La dieta del embarazo podría influir en que los niños coman más verduras, según un estudio


“Come tus verduras” es una frase que las futuras madres quizás deberían practicar consigo mismas durante el embarazo, si quieren evitar años de negociaciones sobre guisantes y brócoli en la mesa.

Un nuevo estudio internacional sugiere que los niños responden significativamente más a los sabores que experimentaron en el útero y que este recuerdo puede durar al menos tres años.

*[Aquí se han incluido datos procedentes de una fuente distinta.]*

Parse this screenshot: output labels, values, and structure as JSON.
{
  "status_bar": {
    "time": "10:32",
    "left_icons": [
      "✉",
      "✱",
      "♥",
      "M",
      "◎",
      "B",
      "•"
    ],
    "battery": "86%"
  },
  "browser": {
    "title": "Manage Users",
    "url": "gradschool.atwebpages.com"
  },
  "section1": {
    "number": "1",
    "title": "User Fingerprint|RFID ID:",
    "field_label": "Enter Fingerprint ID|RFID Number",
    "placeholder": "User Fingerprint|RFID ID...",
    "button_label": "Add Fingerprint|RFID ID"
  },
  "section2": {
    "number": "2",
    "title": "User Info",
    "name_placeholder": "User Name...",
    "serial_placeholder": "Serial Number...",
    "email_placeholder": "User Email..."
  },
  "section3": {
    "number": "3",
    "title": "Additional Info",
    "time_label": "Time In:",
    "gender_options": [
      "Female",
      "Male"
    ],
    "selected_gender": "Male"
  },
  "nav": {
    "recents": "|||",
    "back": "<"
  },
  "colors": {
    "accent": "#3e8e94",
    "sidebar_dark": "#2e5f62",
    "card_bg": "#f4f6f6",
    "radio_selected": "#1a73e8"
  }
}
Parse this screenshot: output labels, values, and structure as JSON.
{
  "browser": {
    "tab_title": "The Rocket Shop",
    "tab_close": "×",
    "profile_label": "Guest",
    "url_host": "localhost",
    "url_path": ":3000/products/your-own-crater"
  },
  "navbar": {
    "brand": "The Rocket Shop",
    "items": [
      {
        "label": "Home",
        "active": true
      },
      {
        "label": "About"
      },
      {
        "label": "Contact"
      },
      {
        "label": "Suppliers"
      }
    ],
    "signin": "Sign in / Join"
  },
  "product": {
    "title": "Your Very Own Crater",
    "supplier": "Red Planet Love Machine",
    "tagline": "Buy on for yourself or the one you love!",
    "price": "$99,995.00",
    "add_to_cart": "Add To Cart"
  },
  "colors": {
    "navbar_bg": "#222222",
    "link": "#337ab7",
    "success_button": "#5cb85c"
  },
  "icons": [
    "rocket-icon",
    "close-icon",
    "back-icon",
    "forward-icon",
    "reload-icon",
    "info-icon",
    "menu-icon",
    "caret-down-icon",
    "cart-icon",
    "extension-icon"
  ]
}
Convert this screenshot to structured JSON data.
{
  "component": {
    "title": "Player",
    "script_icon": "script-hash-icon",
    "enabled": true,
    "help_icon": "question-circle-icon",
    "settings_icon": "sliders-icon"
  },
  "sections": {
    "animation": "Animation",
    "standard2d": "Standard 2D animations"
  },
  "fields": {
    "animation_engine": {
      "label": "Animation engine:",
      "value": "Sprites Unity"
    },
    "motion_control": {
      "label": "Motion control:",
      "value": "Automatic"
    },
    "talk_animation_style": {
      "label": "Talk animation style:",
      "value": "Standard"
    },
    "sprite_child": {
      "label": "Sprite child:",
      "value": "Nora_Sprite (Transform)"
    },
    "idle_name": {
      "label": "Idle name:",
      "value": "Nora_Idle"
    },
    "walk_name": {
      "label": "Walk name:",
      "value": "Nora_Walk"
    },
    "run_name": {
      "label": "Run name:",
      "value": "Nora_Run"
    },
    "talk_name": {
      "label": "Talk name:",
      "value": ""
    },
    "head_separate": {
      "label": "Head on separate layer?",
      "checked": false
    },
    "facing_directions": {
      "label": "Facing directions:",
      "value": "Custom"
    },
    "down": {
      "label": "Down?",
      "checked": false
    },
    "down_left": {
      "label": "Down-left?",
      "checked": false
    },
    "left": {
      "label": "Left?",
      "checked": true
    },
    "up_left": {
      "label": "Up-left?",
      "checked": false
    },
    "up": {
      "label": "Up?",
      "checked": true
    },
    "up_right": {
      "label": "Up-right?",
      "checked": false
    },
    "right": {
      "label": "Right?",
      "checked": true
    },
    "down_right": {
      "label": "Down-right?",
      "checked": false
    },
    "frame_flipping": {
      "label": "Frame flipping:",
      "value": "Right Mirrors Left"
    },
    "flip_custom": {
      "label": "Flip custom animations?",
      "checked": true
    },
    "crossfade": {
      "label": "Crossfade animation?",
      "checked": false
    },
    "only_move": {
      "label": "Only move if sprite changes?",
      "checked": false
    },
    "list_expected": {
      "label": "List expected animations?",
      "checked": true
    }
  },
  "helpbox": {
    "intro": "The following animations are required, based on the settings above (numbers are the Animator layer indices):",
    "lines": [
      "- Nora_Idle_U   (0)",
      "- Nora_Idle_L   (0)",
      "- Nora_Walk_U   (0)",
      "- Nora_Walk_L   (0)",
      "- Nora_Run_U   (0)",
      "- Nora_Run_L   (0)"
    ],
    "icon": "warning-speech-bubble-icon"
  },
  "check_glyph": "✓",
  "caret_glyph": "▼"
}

El estudio, realizado por investigadores del Reino Unido, Francia y los Países Bajos y publicado en Psicobiología del desarrolloDescubrió que los niños mostraban menos expresiones faciales negativas en respuesta a olores que habían encontrado repetidamente antes del nacimiento, lo que ofrece evidencia de la existencia de una «memoria quimiosensorial». Es importante destacar que este recuerdo no se ve influenciado por el estado emocional de la madre, incluida la ansiedad, el estrés o la depresión.

© Nadja Reissland et al.

Inicialmente se probaron treinta y cuatro fetos sanos: diecisiete varones y diecisiete mujeres desde las 32 semanas de gestación hasta los tres años. A cada uno se le dio una exposición controlada a un sabor amargo de col rizada o a un sabor más suave de zanahoria a través de dos sesiones de ultrasonido a las 32 y 36 semanas de gestación. Esto permitió a los investigadores observar las reacciones faciales inmediatas de los bebés en tiempo real. Luego, las madres recibieron cápsulas que contenían el sabor asignado, que consumieron al menos cuatro veces por semana entre las 10 a. m. y las 3 p. m., hasta el nacimiento. En total, 20 fetos recibieron zanahoria y 14, col rizada.

A las tres semanas y a los tres años de edad, a los niños se les presentó tanto el olor a col rizada como el olor a zanahoria en un orden contrapesado. Aquellos que habían estado expuestos repetidamente a un sabor en el útero reaccionaron consistentemente menos negativamente a su olor que al desconocido. En general, la col rizada generalmente provocaba más muecas debido a su amargor. Sin embargo, incluso la col rizada produjo menos expresiones negativas en los niños que la habían probado antes de nacer. Los investigadores midieron esto analizando expresiones faciales codificadas, específicamente los patrones de “gestalt de llanto” y “gestalt de sonrisa/risa” observados en video.

© Nadja Reissland et al.

Lo que distingue este estudio de trabajos anteriores es la franqueza de su evidencia. Estudios anteriores observaron principalmente lo que las madres comían naturalmente y establecieron correlaciones con el comportamiento infantil después del nacimiento. Por ejemplo, se descubrió que los niños de 8 a 9 años cuyas madres habían comido ajo durante el embarazo preferían los alimentos con sabor a ajo, pero esta relación sólo se infirió. Sin embargo, en este estudio, los investigadores observaron a los mismos individuos en el útero mediante ultrasonido, controlaron la exposición a través de cápsulas y siguieron a esos niños durante tres años. La conexión es rastreable en lugar de supuesta.

Se monitorearon el estrés, la depresión y la ansiedad materna en todo momento, dados los vínculos conocidos entre la salud mental materna y el desarrollo neurológico fetal. Sin embargo, ninguno de estos factores influyó significativamente en los resultados, lo que sugiere que el efecto de memoria del sabor ocurre independientemente de cómo se sentía la madre durante el embarazo.

© Nadja Reissland et al.

El estudio no está exento de limitaciones. Sólo 12 de los 34 niños originales permanecieron en el seguimiento de tres años, lo que representa un tamaño de muestra pequeño. Los investigadores también reconocen que no pueden separar completamente la exposición prenatal de los encuentros posnatales con los mismos alimentos, hábitos alimentarios familiares, genética u otros factores ambientales. Además, los hallazgos se basan enteramente en la codificación de las expresiones faciales, que es interpretativa por naturaleza.

La implicación más amplia plantea una posibilidad intrigante: que podamos influir en las preferencias dietéticas y la salud de los niños antes de que nazcan.

Así que, futuras madres, no sean tímidas con los guisantes y el brócoli si quieren evitar las dolorosas negociaciones con los niños pequeños durante la cena y garantizar su buena salud.